Para Mill, a liberdade de cada indivíduo deve ser assegurada, a fim de que todos possam expressar as suas opiniões, mas esta liberdade envolve limites, pois não pode lesar os mesmos direitos à liberdade de opinião de outras pessoas. A subjectividade individual deve ser reconhecida, apesar dos possíveis modos comuns de pensamento. A pessoa tem o direito a ter uma opinião contrária à maioria, mesmo que a manifestação desta opinião pessoal possa gerar conflitos. Embora a espontaneidade não seja vista com bons olhos pela “maioria dos reformadores sociais e morais” - por a consideram perigosa -, é necessária para a própria formação do pensamento colectivo, segundo Mill. É necessário estimular e cultivar a individualidade, pois tendo mais valor para o indivíduo, acaba tendo mais valor para toda a sociedade.
O autor dá o exemplo das pessoas que a partir das suas concepções individuais assumiram atitudes e tomaram posições diferentes da grande maioria, e que por isso foram excluídas e rotuladas de “extravagantes e excêntricas” pela opinião comum.

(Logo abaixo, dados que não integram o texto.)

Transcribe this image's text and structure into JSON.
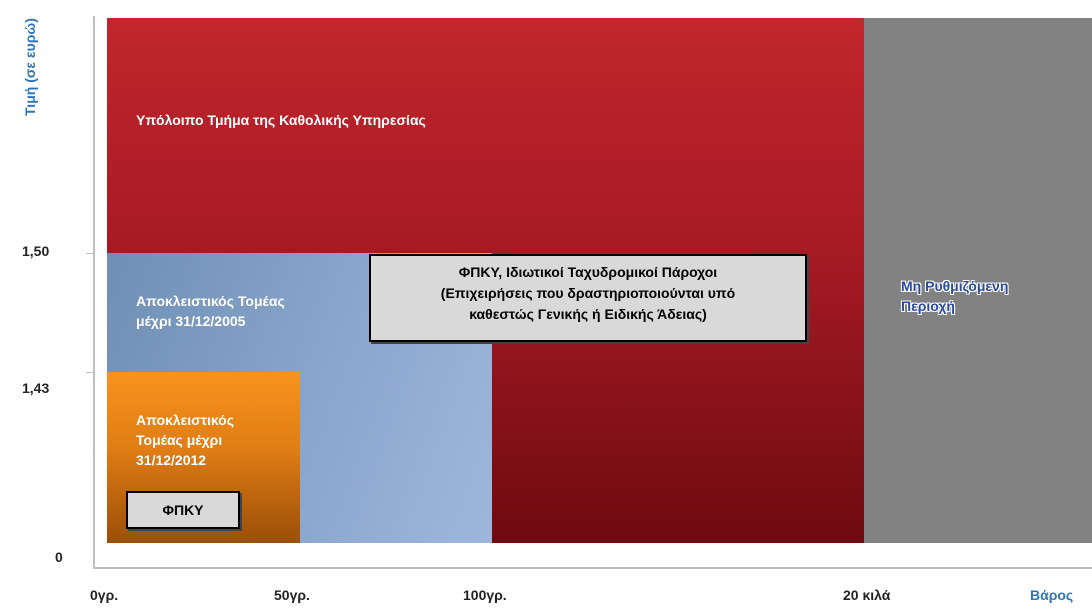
{
  "chart_data": {
    "type": "area",
    "ylabel": "Τιμή (σε ευρώ)",
    "xlabel": "Βάρος",
    "y_ticks": [
      "1,50",
      "1,43",
      "0"
    ],
    "x_ticks": [
      "0γρ.",
      "50γρ.",
      "100γρ.",
      "20 κιλά"
    ],
    "regions": [
      {
        "name": "Υπόλοιπο Τμήμα της Καθολικής Υπηρεσίας",
        "color": "#b3202a",
        "x_range": [
          "0γρ.",
          "20 κιλά"
        ]
      },
      {
        "name": "Μη Ρυθμιζόμενη Περιοχή",
        "color": "#828282",
        "x_range": [
          "20 κιλά",
          "Βάρος"
        ]
      },
      {
        "name": "Αποκλειστικός Τομέας μέχρι 31/12/2005",
        "color": "#8aa6cc",
        "x_range": [
          "0γρ.",
          "100γρ."
        ],
        "y_max": "1,50"
      },
      {
        "name": "Αποκλειστικός Τομέας μέχρι 31/12/2012",
        "color": "#f7931d",
        "x_range": [
          "0γρ.",
          "50γρ."
        ],
        "y_max": "1,43"
      }
    ]
  },
  "labels": {
    "red_region": "Υπόλοιπο Τμήμα της Καθολικής Υπηρεσίας",
    "grey_region_line1": "Μη Ρυθμιζόμενη",
    "grey_region_line2": "Περιοχή",
    "blue_region_line1": "Αποκλειστικός Τομέας",
    "blue_region_line2": "μέχρι 31/12/2005",
    "orange_region_line1": "Αποκλειστικός",
    "orange_region_line2": "Τομέας μέχρι",
    "orange_region_line3": "31/12/2012"
  },
  "boxes": {
    "main_line1": "ΦΠΚΥ, Ιδιωτικοί Ταχυδρομικοί Πάροχοι",
    "main_line2": "(Επιχειρήσεις που δραστηριοποιούνται υπό",
    "main_line3": "καθεστώς Γενικής ή Ειδικής Άδειας)",
    "small": "ΦΠΚΥ"
  }
}
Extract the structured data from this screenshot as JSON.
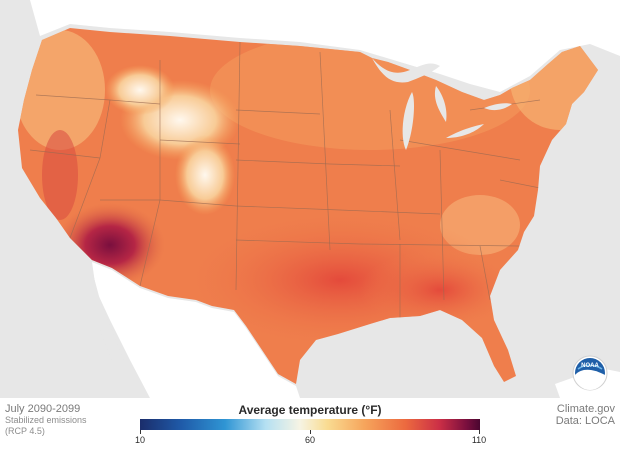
{
  "map": {
    "period": "July 2090-2099",
    "scenario_line1": "Stabilized emissions",
    "scenario_line2": "(RCP 4.5)",
    "agency_logo_text": "NOAA",
    "legend": {
      "title": "Average temperature (°F)",
      "ticks": [
        "10",
        "60",
        "110"
      ],
      "min": 10,
      "mid": 60,
      "max": 110,
      "colors": [
        "#1b2d6b",
        "#2f95d4",
        "#f6f4e4",
        "#f6a55c",
        "#cc2f46",
        "#4a0630"
      ]
    },
    "credit_line1": "Climate.gov",
    "credit_line2": "Data: LOCA",
    "colors": {
      "ocean": "#e7e7e7",
      "land_other": "#ffffff",
      "us_base": "#ef7e4c",
      "state_border": "#9a6a52"
    }
  }
}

Mas, segundo Mill, para que haja desenvolvimento humano e progresso é necessário que haja tal individualidade e, assim, a respectiva liberdade de expressão.
Até onde vai a liberdade do indivíduo em relação à sociedade? Onde começa a autoridade da sociedade sobre o indivíduo?
Conforme Mill, o indivíduo é livre até que sua liberdade interfira na liberdade de outro (ou seja, ela não pode ser nociva). A liberdade de expressão e de opinião deve servir para o bem-estar comum (princípio da utilidade). Quando a liberdade não fere a de outros, deve ser assegurada por lei, quando causa danos ao bem comum, então, deve ser limitada pela sociedade ou pelo Estado.
Mas, o mesmo pode ser dito com relação à liberdade de imprensa? Até que ponto a liberdade de imprensa interfere na liberdade do indivíduo? Será que cabe ao Estado ou à sociedade intervir na liberdade de expressão e/ou de imprensa? Também na questão da liberdade de propaganda, por exemplo sobre as bebidas alcoólicas e o tabaco, ou no que se pode ou não comprar? Sim, essas são questões que podem exigir distintas interferências do Estado ou da sociedade.
Para Mill, deve-se ter cuidado para não violar a liberdade individual, sobretudo na esfera privada, mas, quando essa liberdade se torna pública, afectando os outros indivíduos, o Estado deve exercer um “controle vigilante”.
Mill afirma que “o valor de um Estado, afinal de contas, é o valor dos indivíduos que o constituem. O mal começa quando os governantes trocam os interesses da sociedade pelos seus."